We can take a closer look at another subset, based on the item being on the left-hand side (X). Here, we create a subset based on X containing yogurt and the lift value higher than 2.25.
## lhs rhs support confidence coverage lift count
## [1] {curd,
## yogurt} => {whole milk} 0.010066090 0.5823529 0.017285206 2.279125 99
## [2] {butter,
## yogurt} => {whole milk} 0.009354347 0.6388889 0.014641586 2.500387 92
## [3] {root vegetables,
## yogurt} => {other vegetables} 0.012913066 0.5000000 0.025826131 2.584078 127
## [4] {other vegetables,
## yogurt,
## fruit/vegetable juice} => {whole milk} 0.005083884 0.6172840 0.008235892 2.415833 50
## [5] {whole milk,
## yogurt,
## fruit/vegetable juice} => {other vegetables} 0.005083884 0.5376344 0.009456024 2.778578 50
## [6] {whole milk,
## yogurt,
## whipped/sour cream} => {other vegetables} 0.005592272 0.5140187 0.010879512 2.656529 55
## [7] {pip fruit,
## other vegetables,
## yogurt} => {whole milk} 0.005083884 0.6250000 0.008134215 2.446031 50
## [8] {pip fruit,
## whole milk,
## yogurt} => {other vegetables} 0.005083884 0.5319149 0.009557702 2.749019 50
## [9] {tropical fruit,
## root vegetables,
## yogurt} => {whole milk} 0.005693950 0.7000000 0.008134215 2.739554 56
## [10] {tropical fruit,
## other vegetables,
## yogurt} => {whole milk} 0.007625826 0.6198347 0.012302999 2.425816 75
## [11] {tropical fruit,
## whole milk,
## yogurt} => {other vegetables} 0.007625826 0.5033557 0.015149975 2.601421 75
## [12] {root vegetables,
## other vegetables,
## yogurt} => {whole milk} 0.007829181 0.6062992 0.012913066 2.372842 77
## [13] {root vegetables,
## whole milk,
## yogurt} => {other vegetables} 0.007829181 0.5384615 0.014539908 2.782853 77
Next, we can take a closer look at the two rules with the highest lift values.
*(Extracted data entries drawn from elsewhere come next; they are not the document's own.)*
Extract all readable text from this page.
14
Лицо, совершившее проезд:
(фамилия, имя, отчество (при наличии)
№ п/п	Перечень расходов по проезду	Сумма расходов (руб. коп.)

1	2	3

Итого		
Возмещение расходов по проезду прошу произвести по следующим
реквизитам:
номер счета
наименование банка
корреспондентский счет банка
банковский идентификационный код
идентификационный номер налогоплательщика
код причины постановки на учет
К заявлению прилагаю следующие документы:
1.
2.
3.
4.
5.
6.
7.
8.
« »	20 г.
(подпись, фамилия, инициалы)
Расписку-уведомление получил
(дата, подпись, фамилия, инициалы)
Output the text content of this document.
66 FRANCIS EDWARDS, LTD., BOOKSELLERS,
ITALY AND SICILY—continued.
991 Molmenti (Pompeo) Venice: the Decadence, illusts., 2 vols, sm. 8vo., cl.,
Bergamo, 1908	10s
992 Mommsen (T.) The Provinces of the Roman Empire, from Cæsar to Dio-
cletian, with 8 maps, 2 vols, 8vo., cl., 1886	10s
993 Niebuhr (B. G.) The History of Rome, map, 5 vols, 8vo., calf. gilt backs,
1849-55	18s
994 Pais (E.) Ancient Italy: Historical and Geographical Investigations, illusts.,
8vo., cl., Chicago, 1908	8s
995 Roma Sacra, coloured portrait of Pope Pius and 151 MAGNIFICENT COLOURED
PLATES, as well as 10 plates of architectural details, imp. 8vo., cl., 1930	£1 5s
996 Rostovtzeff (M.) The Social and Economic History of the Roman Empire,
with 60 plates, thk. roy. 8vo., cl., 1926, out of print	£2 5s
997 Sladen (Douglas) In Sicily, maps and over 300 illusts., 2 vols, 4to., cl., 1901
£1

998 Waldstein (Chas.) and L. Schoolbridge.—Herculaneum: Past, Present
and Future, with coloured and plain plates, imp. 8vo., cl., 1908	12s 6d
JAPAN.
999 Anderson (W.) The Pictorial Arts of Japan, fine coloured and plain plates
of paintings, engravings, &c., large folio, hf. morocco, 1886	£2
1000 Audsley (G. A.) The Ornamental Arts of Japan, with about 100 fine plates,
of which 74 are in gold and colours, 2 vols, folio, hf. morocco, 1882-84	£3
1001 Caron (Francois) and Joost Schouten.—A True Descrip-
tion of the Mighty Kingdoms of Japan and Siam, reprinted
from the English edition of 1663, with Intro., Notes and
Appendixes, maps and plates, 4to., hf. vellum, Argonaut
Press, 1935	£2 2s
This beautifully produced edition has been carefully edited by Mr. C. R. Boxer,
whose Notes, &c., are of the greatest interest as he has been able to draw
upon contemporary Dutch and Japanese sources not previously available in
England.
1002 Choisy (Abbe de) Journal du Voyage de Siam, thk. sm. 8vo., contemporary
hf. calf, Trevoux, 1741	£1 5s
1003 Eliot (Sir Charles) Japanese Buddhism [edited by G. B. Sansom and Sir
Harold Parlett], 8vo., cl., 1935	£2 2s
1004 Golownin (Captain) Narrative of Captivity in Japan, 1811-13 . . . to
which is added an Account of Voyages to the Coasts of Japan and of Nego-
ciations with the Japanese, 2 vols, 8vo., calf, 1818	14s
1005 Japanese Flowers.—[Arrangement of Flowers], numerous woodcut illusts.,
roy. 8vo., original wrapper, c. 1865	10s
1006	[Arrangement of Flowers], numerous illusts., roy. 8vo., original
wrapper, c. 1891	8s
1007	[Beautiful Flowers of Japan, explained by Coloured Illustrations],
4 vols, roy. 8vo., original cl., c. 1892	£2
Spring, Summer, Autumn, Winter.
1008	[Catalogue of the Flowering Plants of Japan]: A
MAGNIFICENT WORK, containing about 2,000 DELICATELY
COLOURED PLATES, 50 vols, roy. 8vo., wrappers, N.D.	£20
## lhs rhs support confidence coverage lift count
## [1] {root vegetables,
## whole milk,
## yogurt} => {other vegetables} 0.007829181 0.5384615 0.014539908 2.782853 77
## [2] {whole milk,
## yogurt,
## fruit/vegetable juice} => {other vegetables} 0.005083884 0.5376344 0.009456024 2.778578 50
Based on the top two rules, whole milk and yogurt are being bought with fruits and vegetables (and fruit/vegetable juice, in the 2nd rule), with the top rule being {root vegetables, whole milk, yogurt} -> {other vegetables}. This information can help the grocery store to market to customers meeting this profile. Based on the subsets, it is clear that these milk-based products (whole milk and yogurt) and fruit and vegetable products are purchased together and the grocery store should tailer their marketing strategies to accommodate this finding.